Especialistas apontam que esse endemismo e grande biodiversidade no Cerrado podem ser resultados de aspectos relacionados ao clima, ao solo e ao regime natural de fogo característico do bioma, desaconselhando a supressão total deste elemento em projetos de conservação. Mas as recorrentes queimadas causadas pela ação humana colocam em risco a preservação do Cerrado e toda a importância socioeconômica que o bioma representa para o Brasil.
Características gerais do Cerrado
Localizado basicamente no Planalto Central Brasileiro, o Cerrado abrange os estados de Goiás, Tocantins, Distrito Federal, Bahia, Ceará, Maranhão, Mato Grosso, Mato Grosso do Sul, Minas Gerais, Piauí, Rondônia e São Paulo. É caracterizado pelo clima tropical, com temperaturas anuais variando entre 22 e 23ºC e duas estações bem definidas: verões chuvosos e invernos secos. Já os índices de precipitações anuais apresentam médias entre 1200 e 1800 mm, com a quantidade média de chuva podendo atingir de 30 a até 0 mm em meses de seca.
Em relação à diversidade faunística, o Cerrado apresenta mais de 3 mil espécies de animais, incluindo mamíferos, aves, répteis, anfíbios e peixes. Além disso, há também uma imensa diversidade de invertebrados, com mais de 12 mil espécies do grupo documentadas e diversos outros invertebrados ainda não devidamente documentados.

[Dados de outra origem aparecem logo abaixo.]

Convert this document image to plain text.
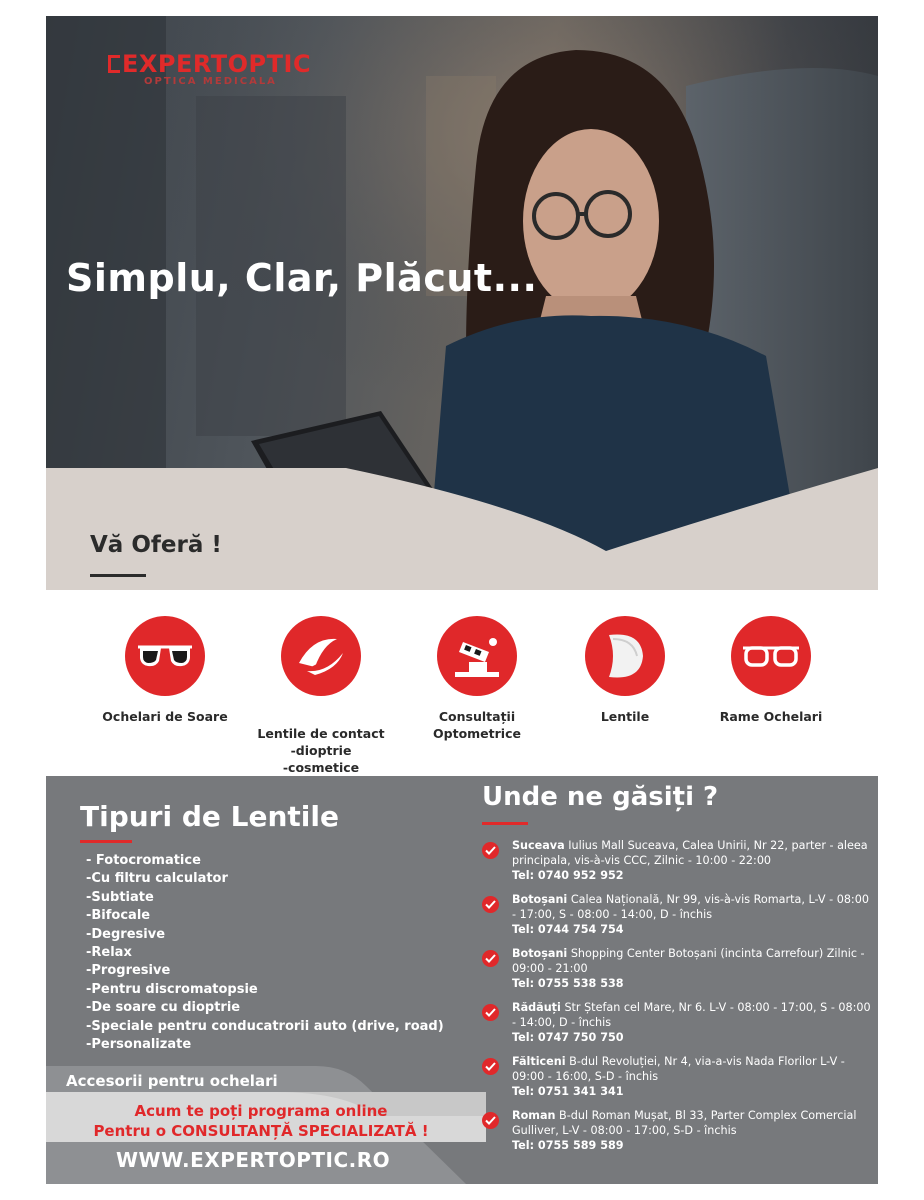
EXPERTOPTIC
OPTICA MEDICALA
Simplu, Clar, Plăcut...
Vă Oferă !
Ochelari de Soare

Lentile de contact
-dioptrie
-cosmetice

Consultații
Optometrice
Lentile	Rame Ochelari
Tipuri de Lentile
- Fotocromatice
-Cu filtru calculator
-Subtiate
-Bifocale
-Degresive
-Relax
-Progresive
-Pentru discromatopsie
-De soare cu dioptrie
-Speciale pentru conducatrorii auto (drive, road)
-Personalizate
Accesorii pentru ochelari
Acum te poți programa online
Pentru o CONSULTANȚĂ SPECIALIZATĂ !
WWW.EXPERTOPTIC.RO
Unde ne găsiți ?
Suceava Iulius Mall Suceava, Calea Unirii, Nr 22, parter - aleea principala, vis-à-vis CCC, Zilnic - 10:00 - 22:00
Tel: 0740 952 952
Botoșani Calea Națională, Nr 99, vis-à-vis Romarta, L-V - 08:00 - 17:00, S - 08:00 - 14:00, D - închis
Tel: 0744 754 754
Botoșani Shopping Center Botoșani (incinta Carrefour) Zilnic - 09:00 - 21:00
Tel: 0755 538 538
Rădăuți Str Ștefan cel Mare, Nr 6. L-V - 08:00 - 17:00, S - 08:00 - 14:00, D - închis
Tel: 0747 750 750
Fălticeni B-dul Revoluției, Nr 4, via-a-vis Nada Florilor L-V - 09:00 - 16:00, S-D - închis
Tel: 0751 341 341
Roman B-dul Roman Mușat, Bl 33, Parter Complex Comercial Gulliver, L-V - 08:00 - 17:00, S-D - închis
Tel: 0755 589 589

Tratando-se por fim da vegetação, o Cerrado apresenta diversas fitofisionomias com características distintas e, em alguns casos, altamente endêmicas, em todo o seu domínio, que podem ser divididas em:
Formações Florestais: Matas de Galeria, Matas Ciliares, Matas Secas e Cerradão;
Formações Savânicas: Cerrado sensu stricto, Veredas, Parque de Cerrado e Palmeiral;
Formações Campestres: Campo Sujo, Campo Limpo e Campo Rupestre.
Atualmente, o Cerrado é considerado o segundo bioma mais ameaçado do Brasil, pois cerca de 50% a 80% de suas áreas encontram-se degradadas ou em uso para agropecuária, e pouco menos de 4,5% está protegido em Unidades de Conservação.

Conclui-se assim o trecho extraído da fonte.